The feeding tubes he has had served their function to save his life.  I am always and forever grateful to those that pioneered the field of TPN; because at a time when Little Man was simply too ill to tolerate anything but nutrition that directly fed his brain and nourished his cells, a time when his little body had been pushed so hard, pushed to the edge, repeated reactions and stress to his body without the nutrition and medications to help him heal and necessitated this form of nutrition.   I am appreciative to the moms that started Feeding Tube Awareness Foundation, even as a nutrition professional who knew the ‘other side’ (nutritional) of Feeding tubes, nothing could prepare me for that being my child needing one.  Feeding Tube Awareness Foundation is there, to help normalize this medical necessity, to help you feel not so alone, to know there is a place where other parents share experiences that may be able to help you when no one else understands what you are dealing with. 

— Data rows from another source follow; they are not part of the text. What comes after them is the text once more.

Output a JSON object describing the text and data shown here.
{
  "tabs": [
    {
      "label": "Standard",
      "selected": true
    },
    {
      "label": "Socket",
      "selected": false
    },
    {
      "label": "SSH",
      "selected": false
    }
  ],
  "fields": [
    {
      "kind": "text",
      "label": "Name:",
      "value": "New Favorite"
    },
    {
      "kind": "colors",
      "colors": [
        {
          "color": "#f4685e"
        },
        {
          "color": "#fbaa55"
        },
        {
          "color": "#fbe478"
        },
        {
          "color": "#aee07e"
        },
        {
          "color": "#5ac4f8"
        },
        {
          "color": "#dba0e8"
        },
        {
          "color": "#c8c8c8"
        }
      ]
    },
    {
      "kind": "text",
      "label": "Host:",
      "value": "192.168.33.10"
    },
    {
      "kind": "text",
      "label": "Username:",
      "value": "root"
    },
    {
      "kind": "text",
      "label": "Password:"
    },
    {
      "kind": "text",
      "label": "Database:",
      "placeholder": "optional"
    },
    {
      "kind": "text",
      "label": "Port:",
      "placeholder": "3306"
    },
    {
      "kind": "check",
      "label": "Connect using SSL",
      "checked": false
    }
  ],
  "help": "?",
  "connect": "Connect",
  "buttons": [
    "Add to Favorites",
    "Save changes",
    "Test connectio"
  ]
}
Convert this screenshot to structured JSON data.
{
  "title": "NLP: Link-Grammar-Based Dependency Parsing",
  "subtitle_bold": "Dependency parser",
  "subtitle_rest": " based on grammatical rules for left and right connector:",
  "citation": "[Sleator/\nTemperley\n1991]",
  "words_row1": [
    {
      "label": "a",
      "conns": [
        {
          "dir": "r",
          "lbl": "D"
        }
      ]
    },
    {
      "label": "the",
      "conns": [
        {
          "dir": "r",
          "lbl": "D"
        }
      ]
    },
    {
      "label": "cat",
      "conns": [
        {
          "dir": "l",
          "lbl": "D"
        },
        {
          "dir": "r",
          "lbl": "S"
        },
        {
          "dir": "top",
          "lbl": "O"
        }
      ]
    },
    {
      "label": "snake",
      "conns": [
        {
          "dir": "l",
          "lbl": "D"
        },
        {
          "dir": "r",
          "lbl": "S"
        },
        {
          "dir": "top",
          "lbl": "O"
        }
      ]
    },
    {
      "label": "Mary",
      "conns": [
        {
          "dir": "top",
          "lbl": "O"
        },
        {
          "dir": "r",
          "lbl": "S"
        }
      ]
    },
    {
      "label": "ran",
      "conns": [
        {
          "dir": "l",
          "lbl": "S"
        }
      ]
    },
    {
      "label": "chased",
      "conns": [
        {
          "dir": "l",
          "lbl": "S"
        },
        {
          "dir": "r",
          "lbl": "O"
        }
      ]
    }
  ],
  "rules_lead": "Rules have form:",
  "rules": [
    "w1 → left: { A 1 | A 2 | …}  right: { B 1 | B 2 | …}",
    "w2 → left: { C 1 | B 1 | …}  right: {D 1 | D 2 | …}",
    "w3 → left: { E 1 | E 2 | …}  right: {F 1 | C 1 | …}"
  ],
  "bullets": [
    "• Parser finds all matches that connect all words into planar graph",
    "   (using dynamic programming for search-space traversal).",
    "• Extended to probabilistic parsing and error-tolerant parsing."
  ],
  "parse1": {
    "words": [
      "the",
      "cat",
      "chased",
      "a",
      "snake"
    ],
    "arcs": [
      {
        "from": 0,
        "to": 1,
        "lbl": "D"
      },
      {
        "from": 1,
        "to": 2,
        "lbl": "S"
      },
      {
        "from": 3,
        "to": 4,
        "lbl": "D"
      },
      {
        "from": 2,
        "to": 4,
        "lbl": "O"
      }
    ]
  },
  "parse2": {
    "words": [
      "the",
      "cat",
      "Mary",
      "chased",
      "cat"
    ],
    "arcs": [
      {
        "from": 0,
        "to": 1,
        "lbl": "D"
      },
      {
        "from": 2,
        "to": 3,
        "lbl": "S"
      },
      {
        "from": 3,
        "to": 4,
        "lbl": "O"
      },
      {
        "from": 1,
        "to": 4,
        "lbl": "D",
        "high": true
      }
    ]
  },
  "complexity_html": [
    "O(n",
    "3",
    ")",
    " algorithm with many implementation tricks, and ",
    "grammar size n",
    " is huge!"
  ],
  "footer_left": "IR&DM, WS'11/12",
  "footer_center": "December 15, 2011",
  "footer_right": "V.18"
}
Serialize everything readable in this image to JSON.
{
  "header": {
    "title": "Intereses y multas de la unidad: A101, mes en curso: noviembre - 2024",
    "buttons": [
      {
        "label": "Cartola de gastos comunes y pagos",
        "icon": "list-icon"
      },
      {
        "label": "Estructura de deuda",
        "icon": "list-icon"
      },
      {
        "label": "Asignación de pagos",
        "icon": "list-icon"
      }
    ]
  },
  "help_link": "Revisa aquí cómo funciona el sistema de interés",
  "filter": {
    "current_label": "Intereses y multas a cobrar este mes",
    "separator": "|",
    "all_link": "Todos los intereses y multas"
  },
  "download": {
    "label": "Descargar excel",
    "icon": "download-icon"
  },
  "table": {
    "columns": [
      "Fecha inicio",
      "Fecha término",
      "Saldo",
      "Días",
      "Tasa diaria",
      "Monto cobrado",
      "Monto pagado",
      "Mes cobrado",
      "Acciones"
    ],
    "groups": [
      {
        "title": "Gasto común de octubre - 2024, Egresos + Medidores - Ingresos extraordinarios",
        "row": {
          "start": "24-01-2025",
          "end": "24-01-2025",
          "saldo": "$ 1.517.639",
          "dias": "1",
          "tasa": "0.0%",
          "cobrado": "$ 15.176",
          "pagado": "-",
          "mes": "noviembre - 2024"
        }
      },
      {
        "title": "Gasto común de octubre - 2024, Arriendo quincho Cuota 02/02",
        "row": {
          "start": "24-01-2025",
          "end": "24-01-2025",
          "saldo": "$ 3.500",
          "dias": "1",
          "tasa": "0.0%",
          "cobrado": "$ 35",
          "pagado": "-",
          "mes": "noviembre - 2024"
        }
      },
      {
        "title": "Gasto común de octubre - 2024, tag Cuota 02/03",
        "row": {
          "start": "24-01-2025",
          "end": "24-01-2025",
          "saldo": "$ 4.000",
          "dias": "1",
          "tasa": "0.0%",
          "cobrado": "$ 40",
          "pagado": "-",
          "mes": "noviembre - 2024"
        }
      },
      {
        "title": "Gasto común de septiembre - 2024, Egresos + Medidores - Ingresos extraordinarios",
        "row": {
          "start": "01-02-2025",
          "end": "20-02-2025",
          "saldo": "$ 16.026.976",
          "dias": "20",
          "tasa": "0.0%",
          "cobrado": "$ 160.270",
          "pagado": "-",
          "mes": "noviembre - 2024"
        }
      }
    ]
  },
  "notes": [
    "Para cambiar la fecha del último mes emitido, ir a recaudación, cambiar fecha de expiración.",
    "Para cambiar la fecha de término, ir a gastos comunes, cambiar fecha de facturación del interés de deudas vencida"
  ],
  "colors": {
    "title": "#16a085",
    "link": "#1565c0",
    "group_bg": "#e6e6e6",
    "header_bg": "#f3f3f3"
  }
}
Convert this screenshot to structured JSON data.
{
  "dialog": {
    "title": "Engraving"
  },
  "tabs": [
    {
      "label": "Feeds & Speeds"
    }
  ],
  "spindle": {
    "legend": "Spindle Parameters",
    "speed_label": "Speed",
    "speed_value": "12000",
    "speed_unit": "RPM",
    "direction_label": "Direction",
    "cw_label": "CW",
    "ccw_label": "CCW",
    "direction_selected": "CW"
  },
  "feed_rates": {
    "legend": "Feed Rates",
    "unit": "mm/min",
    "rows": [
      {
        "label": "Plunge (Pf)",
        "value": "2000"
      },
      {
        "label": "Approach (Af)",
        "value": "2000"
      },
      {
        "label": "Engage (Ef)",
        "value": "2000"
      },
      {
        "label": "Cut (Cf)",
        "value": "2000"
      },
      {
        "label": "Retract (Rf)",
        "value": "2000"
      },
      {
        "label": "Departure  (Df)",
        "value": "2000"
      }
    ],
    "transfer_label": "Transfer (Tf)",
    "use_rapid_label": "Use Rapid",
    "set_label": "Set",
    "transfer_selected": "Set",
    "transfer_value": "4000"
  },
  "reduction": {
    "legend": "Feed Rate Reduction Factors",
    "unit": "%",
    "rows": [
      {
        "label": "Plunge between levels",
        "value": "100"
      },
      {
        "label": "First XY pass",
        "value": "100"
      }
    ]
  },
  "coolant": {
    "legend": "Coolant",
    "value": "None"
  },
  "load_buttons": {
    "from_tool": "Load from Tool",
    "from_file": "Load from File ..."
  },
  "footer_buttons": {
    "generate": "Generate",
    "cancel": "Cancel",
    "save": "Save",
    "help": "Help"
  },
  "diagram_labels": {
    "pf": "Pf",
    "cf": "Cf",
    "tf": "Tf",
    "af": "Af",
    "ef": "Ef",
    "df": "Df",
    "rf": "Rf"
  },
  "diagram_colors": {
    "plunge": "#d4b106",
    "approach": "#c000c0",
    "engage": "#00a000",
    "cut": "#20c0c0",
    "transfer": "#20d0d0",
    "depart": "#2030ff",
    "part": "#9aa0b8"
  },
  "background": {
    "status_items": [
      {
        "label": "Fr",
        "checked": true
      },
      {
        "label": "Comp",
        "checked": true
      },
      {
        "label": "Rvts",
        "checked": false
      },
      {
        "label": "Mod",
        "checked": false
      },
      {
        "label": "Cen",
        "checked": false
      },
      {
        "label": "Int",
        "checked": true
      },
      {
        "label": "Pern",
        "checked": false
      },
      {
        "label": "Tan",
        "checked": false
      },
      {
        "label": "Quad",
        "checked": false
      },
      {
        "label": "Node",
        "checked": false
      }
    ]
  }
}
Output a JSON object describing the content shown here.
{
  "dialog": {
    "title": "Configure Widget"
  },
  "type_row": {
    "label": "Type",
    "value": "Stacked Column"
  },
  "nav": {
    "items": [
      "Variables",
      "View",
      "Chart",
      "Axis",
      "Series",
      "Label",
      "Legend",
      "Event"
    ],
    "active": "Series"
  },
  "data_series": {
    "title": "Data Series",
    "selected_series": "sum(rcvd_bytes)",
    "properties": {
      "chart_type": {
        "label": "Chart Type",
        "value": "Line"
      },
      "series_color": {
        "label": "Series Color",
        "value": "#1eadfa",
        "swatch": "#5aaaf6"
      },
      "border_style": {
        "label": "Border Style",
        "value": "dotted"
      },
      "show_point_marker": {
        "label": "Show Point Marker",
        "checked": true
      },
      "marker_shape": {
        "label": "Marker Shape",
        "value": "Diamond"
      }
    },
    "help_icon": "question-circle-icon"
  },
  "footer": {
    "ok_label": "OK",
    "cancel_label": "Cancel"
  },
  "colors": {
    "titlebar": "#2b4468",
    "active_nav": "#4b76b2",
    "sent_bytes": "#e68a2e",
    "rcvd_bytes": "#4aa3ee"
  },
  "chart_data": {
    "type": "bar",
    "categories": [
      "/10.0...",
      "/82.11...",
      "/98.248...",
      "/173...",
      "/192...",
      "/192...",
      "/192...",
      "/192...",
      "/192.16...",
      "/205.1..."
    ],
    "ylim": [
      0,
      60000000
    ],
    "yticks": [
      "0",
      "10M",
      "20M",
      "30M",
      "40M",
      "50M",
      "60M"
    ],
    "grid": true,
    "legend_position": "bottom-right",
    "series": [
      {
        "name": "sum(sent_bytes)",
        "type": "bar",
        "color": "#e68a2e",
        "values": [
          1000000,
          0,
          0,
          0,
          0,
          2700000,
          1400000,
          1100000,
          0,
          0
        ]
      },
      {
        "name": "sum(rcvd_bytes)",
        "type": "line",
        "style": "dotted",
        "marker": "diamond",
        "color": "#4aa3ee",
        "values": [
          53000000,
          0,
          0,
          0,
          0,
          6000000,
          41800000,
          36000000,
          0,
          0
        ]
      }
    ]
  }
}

Today, Little Man’s G-tube provides him over 50% of his nutrition – via a blenderized diet of most of his safe foods, given in bolus feeds throughout the day.  This keeps his nutrition optimized for his growth and quality of life.  The tube also serves to keep him hydrated following a reaction, and keep his blood sugar stable during a reaction, as well as medication as needed from the pain of a reaction.  It keeps food positive, as he is able to eat his safe foods as he desires, while he works on his aversions.  It has helped his quality of life so that “nothing can hold us back”.    This week, I plan to provide a few additional glimpes into what Tube Feeding looks like for Little Man, so come on back!